The section of Jefferson known as Phase II will begin construction in the coming months, followed shortly afterward by Phase I. (image via swbnosela.com)
“By this time next year, Louisiana, Napoleon and Jefferson will all be under construction,” Col. Ed Fleming of the U.S. Army Corps of Engineers told an audience of 150 Uptown residents Tuesday night. “If you’re going to try to get from Claiborne to Tchoupitoulas, it’s going to be a little difficult.”
The four box Uptown canals are being installed as part of the $1 billion federal Southeast Louisiana Urban Flood Control program, a regional effort to mitigate flooding that began following a torrential downpour in 1995. The canals are intended to increase the volume of water that can be carried off of neighborhood streets and into the lake during heavy rains.
The next section to begin construction is technically known as Jefferson Avenue “Phase II,” from Dryades to Constance Street (plus a short spur onto Prytania to connect to Nashville Avenue), even though the vagaries of government contracting mean that “Phase I” (Claiborne to Dryades) will not start until a little later. The bid was awarded to Cajun Contractors last month, officials said. A schedule will not be agreed upon for about two months, but the $46 million project is likely to begin actual construction in roughly three months and finish in 2016.

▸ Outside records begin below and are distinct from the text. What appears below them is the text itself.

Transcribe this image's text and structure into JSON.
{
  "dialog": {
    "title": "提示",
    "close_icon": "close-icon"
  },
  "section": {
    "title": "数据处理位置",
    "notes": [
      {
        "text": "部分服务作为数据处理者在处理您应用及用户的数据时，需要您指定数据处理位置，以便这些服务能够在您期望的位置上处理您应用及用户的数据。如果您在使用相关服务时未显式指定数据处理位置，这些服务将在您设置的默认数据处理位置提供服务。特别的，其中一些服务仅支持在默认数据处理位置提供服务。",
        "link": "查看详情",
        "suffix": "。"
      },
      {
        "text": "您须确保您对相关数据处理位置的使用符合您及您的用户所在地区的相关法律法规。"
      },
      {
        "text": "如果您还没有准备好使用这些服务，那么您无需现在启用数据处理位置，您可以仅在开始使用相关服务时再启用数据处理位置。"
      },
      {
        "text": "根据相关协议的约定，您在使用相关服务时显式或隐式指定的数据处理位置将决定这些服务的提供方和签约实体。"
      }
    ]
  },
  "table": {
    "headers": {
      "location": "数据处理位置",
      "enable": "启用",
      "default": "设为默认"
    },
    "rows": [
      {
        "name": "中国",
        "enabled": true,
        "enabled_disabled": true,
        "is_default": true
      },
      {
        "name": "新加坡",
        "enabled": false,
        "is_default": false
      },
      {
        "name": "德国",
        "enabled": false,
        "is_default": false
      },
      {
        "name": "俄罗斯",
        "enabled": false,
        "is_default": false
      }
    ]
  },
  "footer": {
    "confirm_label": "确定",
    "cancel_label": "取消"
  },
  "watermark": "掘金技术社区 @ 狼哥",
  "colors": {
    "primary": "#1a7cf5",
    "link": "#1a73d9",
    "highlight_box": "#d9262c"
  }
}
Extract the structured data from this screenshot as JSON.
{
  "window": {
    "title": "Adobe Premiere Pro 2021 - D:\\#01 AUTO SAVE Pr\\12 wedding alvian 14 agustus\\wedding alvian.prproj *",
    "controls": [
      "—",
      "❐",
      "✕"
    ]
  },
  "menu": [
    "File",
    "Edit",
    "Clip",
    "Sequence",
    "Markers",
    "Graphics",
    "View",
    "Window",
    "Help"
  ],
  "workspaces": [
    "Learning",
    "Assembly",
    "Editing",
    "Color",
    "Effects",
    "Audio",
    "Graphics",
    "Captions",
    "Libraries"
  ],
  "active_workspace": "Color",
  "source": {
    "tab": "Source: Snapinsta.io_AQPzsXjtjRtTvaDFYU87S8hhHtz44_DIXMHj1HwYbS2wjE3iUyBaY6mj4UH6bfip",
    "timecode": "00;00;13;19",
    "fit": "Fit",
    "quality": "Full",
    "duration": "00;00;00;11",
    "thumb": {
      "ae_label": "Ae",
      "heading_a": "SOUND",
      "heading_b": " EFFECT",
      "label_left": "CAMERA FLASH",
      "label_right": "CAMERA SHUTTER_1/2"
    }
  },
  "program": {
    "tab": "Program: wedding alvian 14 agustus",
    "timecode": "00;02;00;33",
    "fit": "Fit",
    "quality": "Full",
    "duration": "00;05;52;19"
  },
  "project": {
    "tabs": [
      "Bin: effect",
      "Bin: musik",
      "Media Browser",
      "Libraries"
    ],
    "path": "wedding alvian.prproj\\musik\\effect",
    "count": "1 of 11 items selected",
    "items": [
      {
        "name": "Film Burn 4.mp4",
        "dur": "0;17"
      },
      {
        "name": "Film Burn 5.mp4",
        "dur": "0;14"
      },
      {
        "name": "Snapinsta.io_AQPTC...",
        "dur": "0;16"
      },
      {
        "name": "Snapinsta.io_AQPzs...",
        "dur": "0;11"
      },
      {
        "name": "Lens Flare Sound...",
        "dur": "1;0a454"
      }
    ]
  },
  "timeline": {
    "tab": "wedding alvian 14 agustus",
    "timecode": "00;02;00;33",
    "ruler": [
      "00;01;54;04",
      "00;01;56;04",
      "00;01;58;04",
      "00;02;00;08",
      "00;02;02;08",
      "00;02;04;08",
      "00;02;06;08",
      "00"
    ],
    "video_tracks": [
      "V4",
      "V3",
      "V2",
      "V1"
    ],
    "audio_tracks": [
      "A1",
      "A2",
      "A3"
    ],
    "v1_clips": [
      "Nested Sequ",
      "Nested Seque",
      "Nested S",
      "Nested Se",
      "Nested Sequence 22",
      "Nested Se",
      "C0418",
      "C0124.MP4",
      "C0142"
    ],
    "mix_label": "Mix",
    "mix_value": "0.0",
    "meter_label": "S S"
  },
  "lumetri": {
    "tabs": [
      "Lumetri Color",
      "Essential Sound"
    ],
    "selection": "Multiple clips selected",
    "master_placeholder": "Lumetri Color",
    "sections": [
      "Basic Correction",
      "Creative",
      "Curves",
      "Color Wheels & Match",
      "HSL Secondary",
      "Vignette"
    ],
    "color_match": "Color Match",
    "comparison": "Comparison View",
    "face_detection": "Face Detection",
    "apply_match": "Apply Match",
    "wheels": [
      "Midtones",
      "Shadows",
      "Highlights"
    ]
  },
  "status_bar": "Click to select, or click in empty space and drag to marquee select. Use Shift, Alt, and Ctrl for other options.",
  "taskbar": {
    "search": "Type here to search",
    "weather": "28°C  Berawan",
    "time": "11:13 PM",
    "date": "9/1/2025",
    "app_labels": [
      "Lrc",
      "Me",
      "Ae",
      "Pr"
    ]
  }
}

The work itself has two major components. First, existing water lines must be moved out from underneath the neutral ground, which will have the added benefit of new water lines along the length of the avenue on both sides, officials said. During that portion, the neutral ground itself will be removed. Traffic will continue in both directions, but contractors will work in one lane, and cars will be given the former neutral ground area and the other lane.
Once water lines are installed, contractors will dig into the neutral ground itself to begin installing the box canal. During that portion, the blocks where they are working will only allow one-lane of northbound traffic, and southbound traffic will be detoured off of Jefferson.
Contractors will work in segments of two or three blocks at a time, and each segment will take roughly four to six months, officials said. They will begin at Dryades and work down toward Constance, and the streetcar will be taken out of service in summer of 2014 while they cross St. Charles Avenue with the box canal.
The audience of more than 150 people at De La Salle High School questioned how effective the project will be and its impact on trees, sidewalks and other issues, but City Councilwoman Jackie Clarkson — who was credited with helping the project’s creation while in the state legislature — urged patience.
“To get 65 percent of a $1 billion project paid for, you do live with more regulations,” Clarkson said. “We’re darn lucky we got it.”
To read live coverage of the meeting and its extended question-and-answer session, see below.
As a Broadmoor resident that lived through the box canal construction from Claiborne to Broad, I have some advice and a concern. First, my advice is to take detailed photos of your home interiors and exteriors. This will come in handy when the pile-driving rattles your house and causes plaster and foundations to crack. My concern is that the geniuses (ACE) that designed the big master plan hopefully made it so the box canal through my neighborhood is has the capacity to drain all the water the new box canals will feed into.
I second the advice and concern of Mr. Bolin. I hate to seem ungrateful for a very necessary drainage project, but having all three of those arteries under construction at the same time is going to be a traffic nightmare. Already is to some degree.